Darüber hinaus wurde deutlich, dass generative KI und klassische Grafik-Pipelines immer stärker verschmelzen. Die Kombination aus strukturierten 3D-Daten und KI-generierten Inhalten eröffnet neue Möglichkeiten für Spiele, Filmproduktion, Simulationen und digitale Zwillinge.
Agentic AI rückt in den Mittelpunkt
Ein weiterer zentraler Themenblock war der Aufstieg agentenbasierter KI-Systeme. NVIDIA präsentierte Werkzeuge, mit denen Unternehmen autonome KI-Agenten entwickeln und betreiben können, die komplexe Aufgaben selbstständig in mehrere Schritte zerlegen und ausführen. Genannt wurde dabei unter anderem OpenClaw, das NVIDIA als Betriebssystem für KI-Agenten beschreibt.
Diese Agenten sollen mit Cloud-Plattformen interagieren, mit anderen Agenten zusammenarbeiten und mehrstufige Workflows automatisiert abwickeln können. Parallel dazu baut NVIDIA die Nemotron-Modellfamilie weiter aus, gemeinsam mit Partnern aus dem KI-Ökosystem. Ziel ist es, leistungsfähige Reasoning-Systeme für Unternehmensanwendungen bereitzustellen.
KI geht in die physische Welt
Zum Ende der Keynote verlagerte sich der Fokus auf „Physical AI“ – also Systeme, die ihre Umwelt wahrnehmen, Schlussfolgerungen ziehen und in der realen Welt handeln. NVIDIA demonstrierte mehr als 100 Roboter, die auf den eigenen KI-Plattformen basieren. Zudem wurden neue Partnerschaften mit Unternehmen aus der Automobilindustrie hervorgehoben, darunter BYD, Hyundai Motor Company und Nissan Motor Corporation.
Auch der Mobilitätssektor spielt dabei eine Rolle: NVIDIA arbeitet nach eigenen Angaben mit Uber daran, autonome Fahrzeuge in ausgewählten Städten in Ride-Sharing-Plattformen zu integrieren. Das zeigt, wie stark KI inzwischen über rein digitale Anwendungen hinaus in Robotik, Automatisierung und reale Infrastrukturen hineinwächst.

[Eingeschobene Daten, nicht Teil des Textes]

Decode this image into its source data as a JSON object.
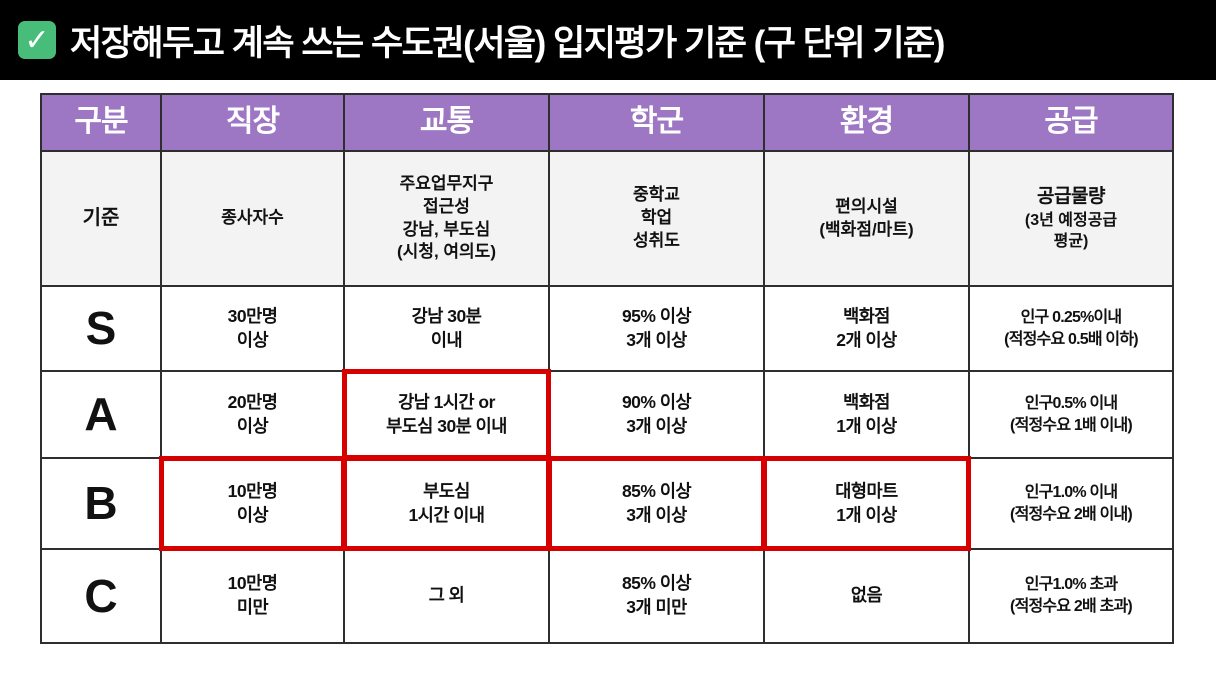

Ein grundlegender Plattformwechsel
In Summe zeigen die Ankündigungen der GTC 2026, wie schnell sich das KI-Ökosystem weiterentwickelt. Beschleunigtes Computing ist nicht länger eine Spezialtechnologie für Forschungsteams, sondern wird zur Grundlage globaler Infrastruktur. Von AI Factories über autonome Agentensysteme bis hin zu Robotik und Simulation deutet vieles darauf hin, dass KI künftig noch tiefer in betriebliche Prozesse eingebettet wird.
Für Unternehmen, die heute KI-Infrastrukturen aufbauen, beschleunigt sich das Innovationstempo weiter. Plattformen wie Rubin und das wachsende NVIDIA-Software-Ökosystem zeigen, wohin sich die nächste Generation produktiver KI-Systeme bewegt. Die GTC 2026 macht damit vor allem eines deutlich: Die KI-Ära verlässt endgültig die Experimentierphase und wird zur industriellen Realität.